The shadow of the impending Dish Network lawsuit loomed large over AMC's earnings call this morning. The cable network company is suing Dish for $2.5 billion in damages and has received several favorable rulings, including one against Dish for destroying evidence. "We believe that as a direct result of the litigation, and in an attempt to create leverage for itself in that litigation, Dish ended carriage of AMC networks," CEO Josh Sapan said on the call. "Its users are basically pawns."
The company said that its originals, especially Breaking Bad, now in its final season, are still raking in the viewers "even more than they did in aggregate when we were being carried on the Dish platform last year," according to Sapan. He and other execs also praised the company's strategy on over-the-top content, saying that services like Netflix were "accretive to our business without disturbing the current model."
Net revenues increased 12.2 percent year over year for the company's second quarter, with earnings at $0.57 per share on $328 million—ahead of Wall Street predictions, which had revenues at $324.5 million. AMC saw a 13.4 percent uptick in advertising—$130 million, all told—although Sapan declined to break out exactly how the company fared in the upfront, saying merely that it "was very good for us—driven particularly by our originals. Very strong demand. And we saw it happily in both volume and price."
But for all that, the Dish Network battle was still at the forefront of everyone's mind. Sapan cautioned investors that while other high-profile carriage disputes were making headlines with noisy rate debates, "this dispute with Dish is quite different. It is not about rate; in fact, Dish has not discussed rate with us at all."
AMC said that investors should prepare for a rocky second half. "We do not think that we will see any mitigation of ad impact on our other channels," Sapan said. "Perhaps the opposite because they perform, in our experience, quite well on the platform (Dish)."

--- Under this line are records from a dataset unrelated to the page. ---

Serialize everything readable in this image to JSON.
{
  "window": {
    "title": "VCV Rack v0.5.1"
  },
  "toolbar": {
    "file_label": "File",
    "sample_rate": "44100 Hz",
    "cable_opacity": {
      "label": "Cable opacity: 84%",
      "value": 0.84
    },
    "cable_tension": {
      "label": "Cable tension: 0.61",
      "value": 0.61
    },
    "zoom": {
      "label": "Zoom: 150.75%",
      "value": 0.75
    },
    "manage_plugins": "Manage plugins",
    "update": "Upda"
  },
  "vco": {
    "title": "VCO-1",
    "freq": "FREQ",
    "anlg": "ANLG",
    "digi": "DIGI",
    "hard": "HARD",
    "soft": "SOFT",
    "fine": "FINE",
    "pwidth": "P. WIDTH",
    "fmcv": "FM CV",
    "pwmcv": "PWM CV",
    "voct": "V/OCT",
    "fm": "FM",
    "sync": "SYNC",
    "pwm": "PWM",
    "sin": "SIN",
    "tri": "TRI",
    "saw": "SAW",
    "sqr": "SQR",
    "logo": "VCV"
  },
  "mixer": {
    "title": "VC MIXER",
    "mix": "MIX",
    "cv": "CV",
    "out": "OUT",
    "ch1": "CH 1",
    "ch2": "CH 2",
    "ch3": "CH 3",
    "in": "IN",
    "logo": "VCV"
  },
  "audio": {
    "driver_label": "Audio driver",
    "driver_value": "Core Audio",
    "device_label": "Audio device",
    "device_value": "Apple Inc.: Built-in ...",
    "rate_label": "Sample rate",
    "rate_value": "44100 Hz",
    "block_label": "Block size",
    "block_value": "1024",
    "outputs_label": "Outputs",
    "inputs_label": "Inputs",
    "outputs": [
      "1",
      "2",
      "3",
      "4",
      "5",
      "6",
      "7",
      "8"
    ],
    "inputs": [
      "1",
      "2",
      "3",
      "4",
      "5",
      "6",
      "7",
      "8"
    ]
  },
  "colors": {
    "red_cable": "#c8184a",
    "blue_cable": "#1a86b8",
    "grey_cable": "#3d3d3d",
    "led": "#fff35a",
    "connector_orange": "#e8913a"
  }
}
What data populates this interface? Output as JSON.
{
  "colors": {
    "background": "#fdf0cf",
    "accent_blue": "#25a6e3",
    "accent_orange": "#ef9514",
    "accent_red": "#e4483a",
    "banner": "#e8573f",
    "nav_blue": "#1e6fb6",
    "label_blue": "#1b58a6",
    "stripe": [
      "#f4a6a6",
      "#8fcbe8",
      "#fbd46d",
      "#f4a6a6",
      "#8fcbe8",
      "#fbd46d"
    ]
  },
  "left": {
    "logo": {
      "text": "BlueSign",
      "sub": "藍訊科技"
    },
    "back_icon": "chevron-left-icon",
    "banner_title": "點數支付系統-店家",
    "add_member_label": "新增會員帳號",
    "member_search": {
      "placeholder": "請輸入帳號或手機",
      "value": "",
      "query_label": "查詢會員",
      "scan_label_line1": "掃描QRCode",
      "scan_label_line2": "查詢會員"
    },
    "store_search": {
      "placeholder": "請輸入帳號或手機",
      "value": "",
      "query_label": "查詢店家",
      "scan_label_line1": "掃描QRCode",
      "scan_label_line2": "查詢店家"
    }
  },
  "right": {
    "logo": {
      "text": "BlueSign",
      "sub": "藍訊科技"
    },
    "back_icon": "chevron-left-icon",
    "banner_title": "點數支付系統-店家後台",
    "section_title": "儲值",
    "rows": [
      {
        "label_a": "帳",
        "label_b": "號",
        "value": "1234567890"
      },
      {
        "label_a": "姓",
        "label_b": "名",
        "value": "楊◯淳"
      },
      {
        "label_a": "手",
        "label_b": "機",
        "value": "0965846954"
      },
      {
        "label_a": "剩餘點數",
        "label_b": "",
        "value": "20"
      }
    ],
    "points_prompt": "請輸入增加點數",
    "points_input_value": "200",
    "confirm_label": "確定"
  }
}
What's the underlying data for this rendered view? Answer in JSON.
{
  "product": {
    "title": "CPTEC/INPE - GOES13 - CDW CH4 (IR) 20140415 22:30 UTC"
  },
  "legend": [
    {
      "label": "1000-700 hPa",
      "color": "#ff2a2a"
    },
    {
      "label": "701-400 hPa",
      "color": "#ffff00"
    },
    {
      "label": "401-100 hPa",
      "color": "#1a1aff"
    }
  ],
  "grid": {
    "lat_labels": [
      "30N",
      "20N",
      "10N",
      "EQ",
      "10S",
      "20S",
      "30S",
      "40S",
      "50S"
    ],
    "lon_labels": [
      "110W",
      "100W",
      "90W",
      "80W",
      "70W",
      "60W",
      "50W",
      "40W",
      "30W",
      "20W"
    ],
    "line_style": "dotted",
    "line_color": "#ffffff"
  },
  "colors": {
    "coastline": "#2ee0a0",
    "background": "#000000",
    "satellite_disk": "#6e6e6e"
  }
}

Meanwhile, AMC is working to get its customers back any way it can. Third-party media buys and direct-market initiatives were two of the methods mentioned on the call, and earlier this week, Dish launched a video contest among viewers called "Hey, Dish, Where's My AMC? " Dish, meanwhile, came in under expected numbers for its share price when it reported earnings yesterday.
Still, that may not be enough to undo all the damage. "We do not expect our free cash flow to mirror the levels in the first half of the year," Sapan said.